In March, Oracle announced additional generative AI features embedded across applications in finance, supply chain, human resources, sales, marketing, and service. The generative AI capabilities can perform tasks such as generating financial reports and drafting job ads, improving productivity and reducing business costs, Oracle said.
This comes after the firm announced the implementation of generative AI across its technology stack in January.
“We believe Oracle is seeing a renaissance of growth with its AI strategy. [It is] well positioned to be a major beneficiary of the AI revolution,” said Dan Ives, managing director of Wedbush Securities, in emailed comments to CNBC on Wednesday.
“The data Oracle sits on and installed base gives Ellison & co. a major advantage to monetize the software layer of AI,” said Ives, referring to Oracle’s chairman and chief technology officer Larry Ellison.
As firms talked up the generative AI story last year, technology providers have to be one step ahead of the cycle, research firm Gartner said in a report on April 17. “They are bringing GenAI capabilities to existing products and services, as well as to use cases being identified by their enterprise clients.”
JPMorgan has said generative AI and AI could drive incremental IT spending and growth across the software landscape. “Many software vendors, including Oracle, have cited benefits from ongoing investments by businesses into AI technologies,” JPMorgan analysts said in a note on March 12.
Oracle might see an increase in revenue and positive impact on its shares if the company manages to capture a larger-than-expected share of the spending into AI, the U.S. investment bank said. Oracle’s shares have spiked 23.74% in the last 12 months, according to FactSet data.
“Generative AI services [are] basically a huge advantage comparing with our competition. The competition needs to work with different companies and cloud providers for that infrastructure and those kinds of services. We actually take everything into an integrated stack, and we consume that,” Ng told CNBC.
AI growth
Oracle has lagged behind rivals like Amazon, Microsoft and Google in cloud infrastructure service market share, according to Synergy Research Group, which ranked Oracle as the sixth-largest service provider, alongside IBM, globally.
“Oracle did follow the hyperscalers. [I think] that’s not a competitive concern, say for the rest of 2024 and in the foreseeable future. We’re at the very beginning stage of this whole new generative AI journey,” said Ron Westfall, research director at Futurum Group.
“Interesting to us is management commentary suggesting its Oracle Cloud Infrastructure backlog is significant and AI isn’t yet really driving revenue, which is expected to be more meaningful in FY25,” said Deutsche Bank analysts on Mar. 12.
Ellison said in March that a Salt Lake City data center that Oracle is building can fit eight Boeing 747 airplanes nose-to-tail.

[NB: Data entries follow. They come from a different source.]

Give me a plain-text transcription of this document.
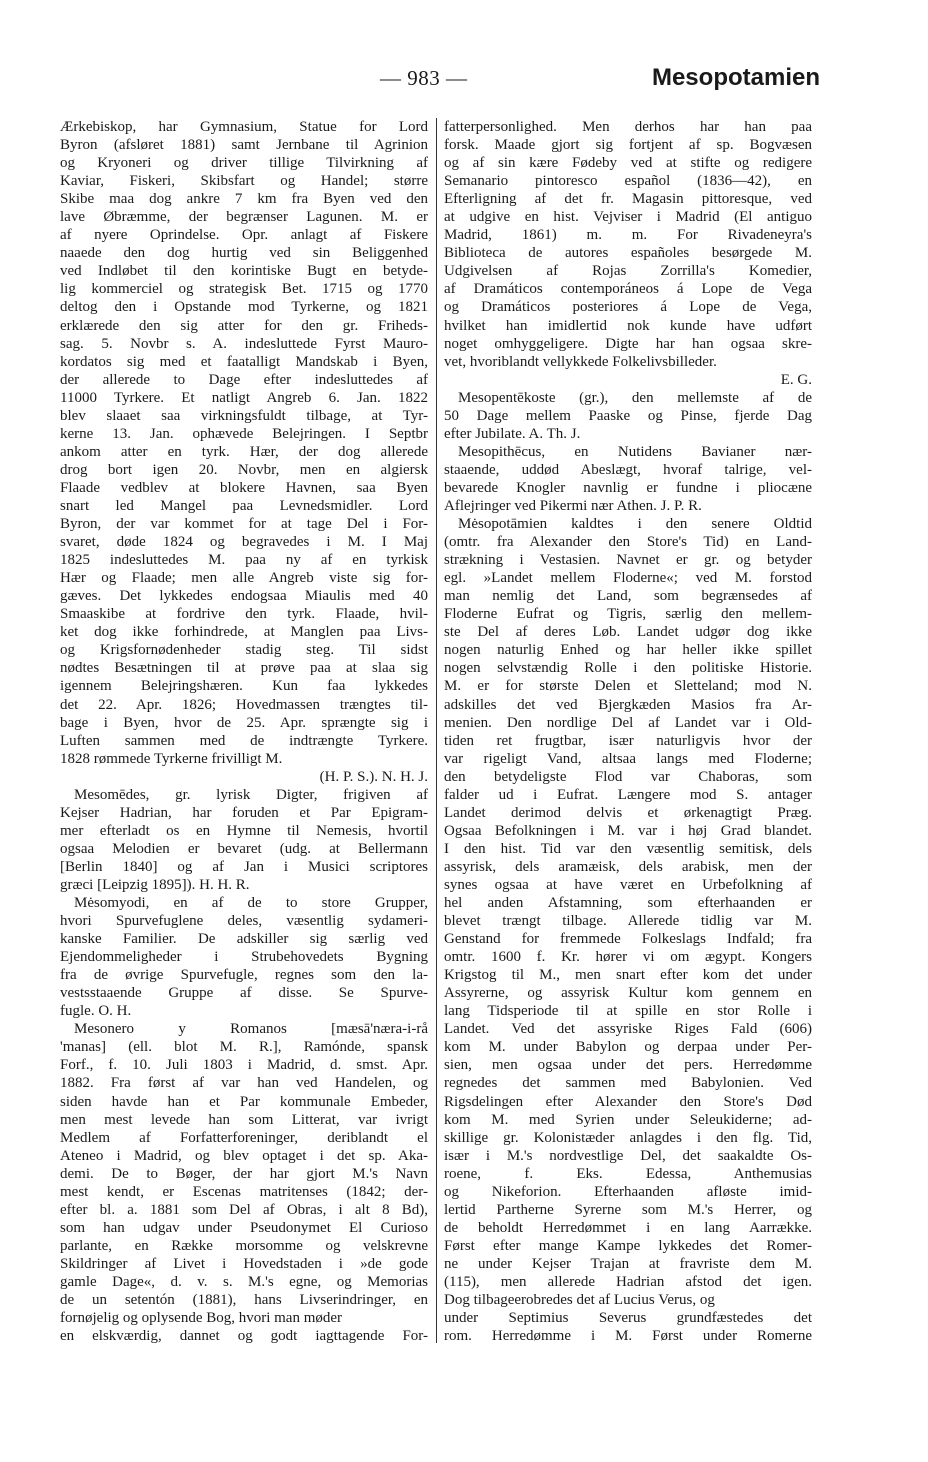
— 983 —	Mesopotamien
Ærkebiskop, har Gymnasium, Statue for Lord
Byron (afsløret 1881) samt Jernbane til Agrinion
og Kryoneri og driver tillige Tilvirkning af
Kaviar, Fiskeri, Skibsfart og Handel; større
Skibe maa dog ankre 7 km fra Byen ved den
lave Øbræmme, der begrænser Lagunen. M. er
af nyere Oprindelse. Opr. anlagt af Fiskere
naaede den dog hurtig ved sin Beliggenhed
ved Indløbet til den korintiske Bugt en betyde-
lig kommerciel og strategisk Bet. 1715 og 1770
deltog den i Opstande mod Tyrkerne, og 1821
erklærede den sig atter for den gr. Friheds-
sag. 5. Novbr s. A. indesluttede Fyrst Mauro-
kordatos sig med et faatalligt Mandskab i Byen,
der allerede to Dage efter indesluttedes af
11000 Tyrkere. Et natligt Angreb 6. Jan. 1822
blev slaaet saa virkningsfuldt tilbage, at Tyr-
kerne 13. Jan. ophævede Belejringen. I Septbr
ankom atter en tyrk. Hær, der dog allerede
drog bort igen 20. Novbr, men en algiersk
Flaade vedblev at blokere Havnen, saa Byen
snart led Mangel paa Levnedsmidler. Lord
Byron, der var kommet for at tage Del i For-
svaret, døde 1824 og begravedes i M. I Maj
1825 indesluttedes M. paa ny af en tyrkisk
Hær og Flaade; men alle Angreb viste sig for-
gæves. Det lykkedes endogsaa Miaulis med 40
Smaaskibe at fordrive den tyrk. Flaade, hvil-
ket dog ikke forhindrede, at Manglen paa Livs-
og Krigsfornødenheder stadig steg. Til sidst
nødtes Besætningen til at prøve paa at slaa sig
igennem Belejringshæren. Kun faa lykkedes
det 22. Apr. 1826; Hovedmassen trængtes til-
bage i Byen, hvor de 25. Apr. sprængte sig i
Luften sammen med de indtrængte Tyrkere.
1828 rømmede Tyrkerne frivilligt M.
(H. P. S.). N. H. J.
Mesomēdes, gr. lyrisk Digter, frigiven af
Kejser Hadrian, har foruden et Par Epigram-
mer efterladt os en Hymne til Nemesis, hvortil
ogsaa Melodien er bevaret (udg. at Bellermann
[Berlin 1840] og af Jan i Musici scriptores
græci [Leipzig 1895]). H. H. R.
Mėsomyodi, en af de to store Grupper,
hvori Spurvefuglene deles, væsentlig sydameri-
kanske Familier. De adskiller sig særlig ved
Ejendommeligheder i Strubehovedets Bygning
fra de øvrige Spurvefugle, regnes som den la-
vestsstaaende Gruppe af disse. Se Spurve-
fugle. O. H.
Mesonero y Romanos [mæsā'næra-i-rå
'manas] (ell. blot M. R.], Ramónde, spansk
Forf., f. 10. Juli 1803 i Madrid, d. smst. Apr.
1882. Fra først af var han ved Handelen, og
siden havde han et Par kommunale Embeder,
men mest levede han som Litterat, var ivrigt
Medlem af Forfatterforeninger, deriblandt el
Ateneo i Madrid, og blev optaget i det sp. Aka-
demi. De to Bøger, der har gjort M.'s Navn
mest kendt, er Escenas matritenses (1842; der-
efter bl. a. 1881 som Del af Obras, i alt 8 Bd),
som han udgav under Pseudonymet El Curioso
parlante, en Række morsomme og velskrevne
Skildringer af Livet i Hovedstaden i »de gode
gamle Dage«, d. v. s. M.'s egne, og Memorias
de un setentón (1881), hans Livserindringer, en
fornøjelig og oplysende Bog, hvori man møder
en elskværdig, dannet og godt iagttagende For-
fatterpersonlighed. Men derhos har han paa
forsk. Maade gjort sig fortjent af sp. Bogvæsen
og af sin kære Fødeby ved at stifte og redigere
Semanario pintoresco español (1836—42), en
Efterligning af det fr. Magasin pittoresque, ved
at udgive en hist. Vejviser i Madrid (El antiguo
Madrid, 1861) m. m. For Rivadeneyra's
Biblioteca de autores españoles besørgede M.
Udgivelsen af Rojas Zorrilla's Komedier,
af Dramáticos contemporáneos á Lope de Vega
og Dramáticos posteriores á Lope de Vega,
hvilket han imidlertid nok kunde have udført
noget omhyggeligere. Digte har han ogsaa skre-
vet, hvoriblandt vellykkede Folkelivsbilleder.
E. G.
Mesopentēkoste (gr.), den mellemste af de
50 Dage mellem Paaske og Pinse, fjerde Dag
efter Jubilate. A. Th. J.
Mesopithēcus, en Nutidens Bavianer nær-
staaende, uddød Abeslægt, hvoraf talrige, vel-
bevarede Knogler navnlig er fundne i pliocæne
Aflejringer ved Pikermi nær Athen. J. P. R.
Mėsopotāmien kaldtes i den senere Oldtid
(omtr. fra Alexander den Store's Tid) en Land-
strækning i Vestasien. Navnet er gr. og betyder
egl. »Landet mellem Floderne«; ved M. forstod
man nemlig det Land, som begrænsedes af
Floderne Eufrat og Tigris, særlig den mellem-
ste Del af deres Løb. Landet udgør dog ikke
nogen naturlig Enhed og har heller ikke spillet
nogen selvstændig Rolle i den politiske Historie.
M. er for største Delen et Sletteland; mod N.
adskilles det ved Bjergkæden Masios fra Ar-
menien. Den nordlige Del af Landet var i Old-
tiden ret frugtbar, især naturligvis hvor der
var rigeligt Vand, altsaa langs med Floderne;
den betydeligste Flod var Chaboras, som
falder ud i Eufrat. Længere mod S. antager
Landet derimod delvis et ørkenagtigt Præg.
Ogsaa Befolkningen i M. var i høj Grad blandet.
I den hist. Tid var den væsentlig semitisk, dels
assyrisk, dels aramæisk, dels arabisk, men der
synes ogsaa at have været en Urbefolkning af
hel anden Afstamning, som efterhaanden er
blevet trængt tilbage. Allerede tidlig var M.
Genstand for fremmede Folkeslags Indfald; fra
omtr. 1600 f. Kr. hører vi om ægypt. Kongers
Krigstog til M., men snart efter kom det under
Assyrerne, og assyrisk Kultur kom gennem en
lang Tidsperiode til at spille en stor Rolle i
Landet. Ved det assyriske Riges Fald (606)
kom M. under Babylon og derpaa under Per-
sien, men ogsaa under det pers. Herredømme
regnedes det sammen med Babylonien. Ved
Rigsdelingen efter Alexander den Store's Død
kom M. med Syrien under Seleukiderne; ad-
skillige gr. Kolonistæder anlagdes i den flg. Tid,
især i M.'s nordvestlige Del, det saakaldte Os-
roene, f. Eks. Edessa, Anthemusias
og Nikeforion. Efterhaanden afløste imid-
lertid Partherne Syrerne som M.'s Herrer, og
de beholdt Herredømmet i en lang Aarrække.
Først efter mange Kampe lykkedes det Romer-
ne under Kejser Trajan at fravriste dem M.
(115), men allerede Hadrian afstod det igen.
Dog tilbageerobredes det af Lucius Verus, og
under Septimius Severus grundfæstedes det
rom. Herredømme i M. Først under Romerne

Laying out future market opportunities, Ellison said he sees more national and state government applications being run on platforms like Oracle Cloud Infrastructure, and added that the firm is negotiating sovereign regions with a number of countries.

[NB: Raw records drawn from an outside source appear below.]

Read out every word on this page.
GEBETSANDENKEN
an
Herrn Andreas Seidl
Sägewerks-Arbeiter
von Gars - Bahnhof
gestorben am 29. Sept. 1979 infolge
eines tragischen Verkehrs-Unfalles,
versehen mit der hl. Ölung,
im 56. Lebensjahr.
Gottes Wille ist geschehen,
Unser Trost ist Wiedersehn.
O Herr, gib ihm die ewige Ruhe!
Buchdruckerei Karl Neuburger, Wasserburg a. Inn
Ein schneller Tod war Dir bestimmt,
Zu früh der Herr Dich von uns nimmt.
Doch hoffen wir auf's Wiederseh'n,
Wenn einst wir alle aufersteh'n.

“Another area [where Oracle] is ahead of the curve, although everybody’s jumping on it, is in terms of offering sovereign AI cloud – a cloud that operates exclusively within a country,” said Westfall.
“More and more countries are going to say when it comes to gen AI, we want all that information, all that data stored within the country.”
In April, Oracle said it would invest more than $8 billion in Japan over the next 10 years to grow cloud computing and AI infrastructure.